Massachusetts Legislature Passes ‘Extreme Risk' Gun Bill

H.4517 passed the Massachusetts House by a vote of 139-14 and now goes to Senate for consideration

The Massachusetts legislature has passed H.4517, a bill that allows for the temporary removal of firearms from people who are considered "high risk."

“I’m proud of the members of the House for passing this bill which will save lives,” House Speaker Robert A. DeLeo said. “In Massachusetts, we have the most effective gun laws in the nation. Now, we have a new way to keep people safe and prevent senseless tragedies. I thank Chairman Naughton, Representative Decker, my colleagues in the House and the students who raised their voices for their work on this crucial, life-saving measure.”

Representative David Linsky said Massachusetts is proof that strong, common sense gun laws work.

“As State Representatives, our first, and most important, job is to protect the citizens that we represent... Consistently, we see a powerful correlation: states with stronger gun laws have fewer gun deaths per capita," said Rep. Linsky. "By passing H.4517 today, we continued our commitment to ensuring Massachusetts remains the safest state in the nation when it comes to gun violence.” 

The legislation establishes Extreme Risk Protective Orders in Massachusetts, which allows family members and law enforcement to petition a judge to temporarily suspend a person's access to firearms if they are deemed a danger to themselves or others.

“The majority of gun deaths are self-inflicted – the easy availability of firearms to those in distress makes suicide attempts far more lethal. But these tragedies are preventable,” said Representative Linsky. “Most (90-percent) people who attempt suicide without a gun in both the short and long term do not go on to die by suicide. Suicide attempts are usually impulsive responses to acute crises; and, those who reach for a gun in these moments of crisis rarely have that second chance. An ERPO creates a mechanism for family members and law enforcement to temporarily prevent access to guns, or purchase of new guns, by individuals who pose an elevated risk at endangering themselves or others." 

According to a Duke University study, an estimated 76 lives were saved in Connecticut in the first 14 years of implementation of their ERPO-style law. 

“As adults, we have the responsibility to make our country a safer place for our children and grandchildren. If we cannot agree to demand that our children and grandchildren’s lives be prioritized over powerful special interests, than what good are we? At the end of the day, we should all have one goal – reducing gun violence and doing everything in our power to prevent more tragedies from happening,” said Rep. Linsky. “Congress has the ability to pass federal legislation to prevent future tragedies from continuing to happen. But if Congress won’t do it at the federal level, then we must continue to do it at the state level. I am proud of my colleagues in the Massachusetts legislature for standing up today and continuing to fight back. We will not allow gun violence to be accepted as the new normal in our country.”

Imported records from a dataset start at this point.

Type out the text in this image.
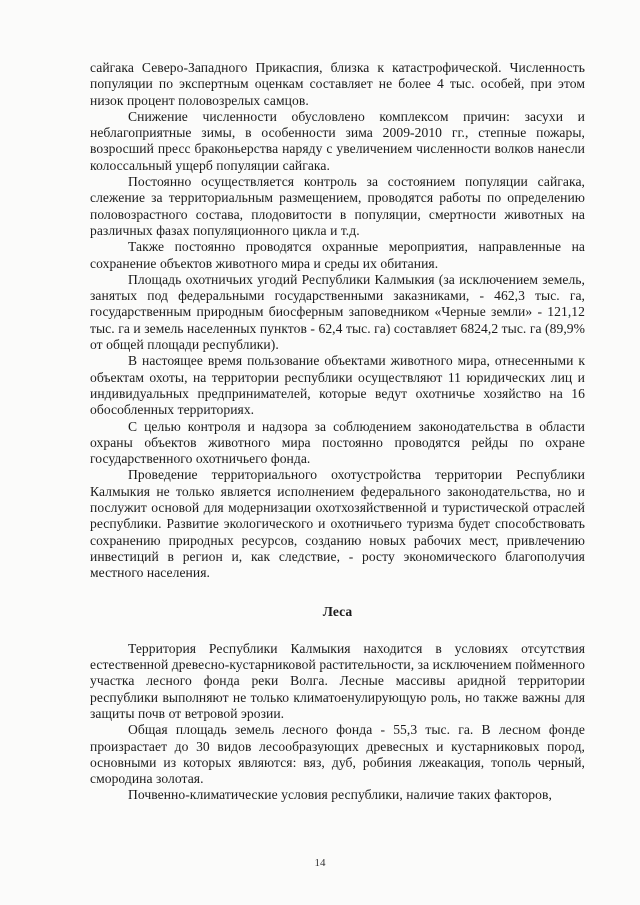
сайгака Северо-Западного Прикаспия, близка к катастрофической. Численность популяции по экспертным оценкам составляет не более 4 тыс. особей, при этом низок процент половозрелых самцов.

Снижение численности обусловлено комплексом причин: засухи и неблагоприятные зимы, в особенности зима 2009-2010 гг., степные пожары, возросший пресс браконьерства наряду с увеличением численности волков нанесли колоссальный ущерб популяции сайгака.

Постоянно осуществляется контроль за состоянием популяции сайгака, слежение за территориальным размещением, проводятся работы по определению половозрастного состава, плодовитости в популяции, смертности животных на различных фазах популяционного цикла и т.д.

Также постоянно проводятся охранные мероприятия, направленные на сохранение объектов животного мира и среды их обитания.

Площадь охотничьих угодий Республики Калмыкия (за исключением земель, занятых под федеральными государственными заказниками, - 462,3 тыс. га, государственным природным биосферным заповедником «Черные земли» - 121,12 тыс. га и земель населенных пунктов - 62,4 тыс. га) составляет 6824,2 тыс. га (89,9% от общей площади республики).

В настоящее время пользование объектами животного мира, отнесенными к объектам охоты, на территории республики осуществляют 11 юридических лиц и индивидуальных предпринимателей, которые ведут охотничье хозяйство на 16 обособленных территориях.

С целью контроля и надзора за соблюдением законодательства в области охраны объектов животного мира постоянно проводятся рейды по охране государственного охотничьего фонда.

Проведение территориального охотустройства территории Республики Калмыкия не только является исполнением федерального законодательства, но и послужит основой для модернизации охотхозяйственной и туристической отраслей республики. Развитие экологического и охотничьего туризма будет способствовать сохранению природных ресурсов, созданию новых рабочих мест, привлечению инвестиций в регион и, как следствие, - росту экономического благополучия местного населения.

Леса

Территория Республики Калмыкия находится в условиях отсутствия естественной древесно-кустарниковой растительности, за исключением пойменного участка лесного фонда реки Волга. Лесные массивы аридной территории республики выполняют не только климатоенулирующую роль, но также важны для защиты почв от ветровой эрозии.

Общая площадь земель лесного фонда - 55,3 тыс. га. В лесном фонде произрастает до 30 видов лесообразующих древесных и кустарниковых пород, основными из которых являются: вяз, дуб, робиния лжеакация, тополь черный, смородина золотая.

Почвенно-климатические условия республики, наличие таких факторов,

14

While supporters of the legislation say the bill will help make Massachusetts communities safer and prevent future mass shootings, opponents say it will confiscate guns while not dealing with mental health concerns.

"This legislation is not about taking guns away from law-abiding gun owners, but rather removing guns from a dangerous situation," Linsky said. "It is about saving lives.”

Critics had urged lawmakers to vote against the bill.

"They actually changed the title of the bill. The title of the bill was about extreme risk protection order, suicide prevention. They changed the bill title to it’s an act relative to firearms," said Jim Wallace, Executive Director of Gun Owners’ Action League.

Democratic Representative Marjorie Decker, the lead sponsor of the so-called "red flag" bill, calls it a "measured and reasonable approach" to help save lives.

"If you think someone in your home is going to kill themselves, hurt themselves or hurt other people with their gun, my law, once it's passed, will allow the court to access evidence, decide whether or not that’s true and separate someone from their guns," Decker said.

A year-and-a-half ago, Reed Shafer Ray, a senior at Harvard at the time, called Rep. Decker after the death of his friend.

Shafer Ray's 24-year-old friend had ended his life.

"It was extremely tragic," Shafer Ray said. "It was only more tragic because it felt like the parents knew it was coming and there was nothing they could have done."

Shafer Ray asked Rep. Decker what could be done to prevent that tragedy from happening to another family.

"This is about saving people's lives and making sure there's that intervention."

Once a petition is filed in court, guns would be taken away for a year if the judge finds the evidence credible.

"You know, we need to be able to keep guns away from people who are in a state of crisis. We want to prevent tragedies and keep our kids safe," said Molly Malloy, who is with Moms Demand Action.

Wallace says the legislation does little to address the issue of mental illness. He calls is a "boiled down gun confiscation bill."

"And that's sad because we had a great opportunity here to really do something about suicides and preventing the next mass killer and it turned just into a gun bill."

For Shafer Ray, it's more than a gun bill. It's a chance to stop another tragedy.

"I feel like it's a dream come true that it's even gotten this far."

H.4517 passed the Massachusetts House by a vote of 139-14. It now goes to the Senate for consideration.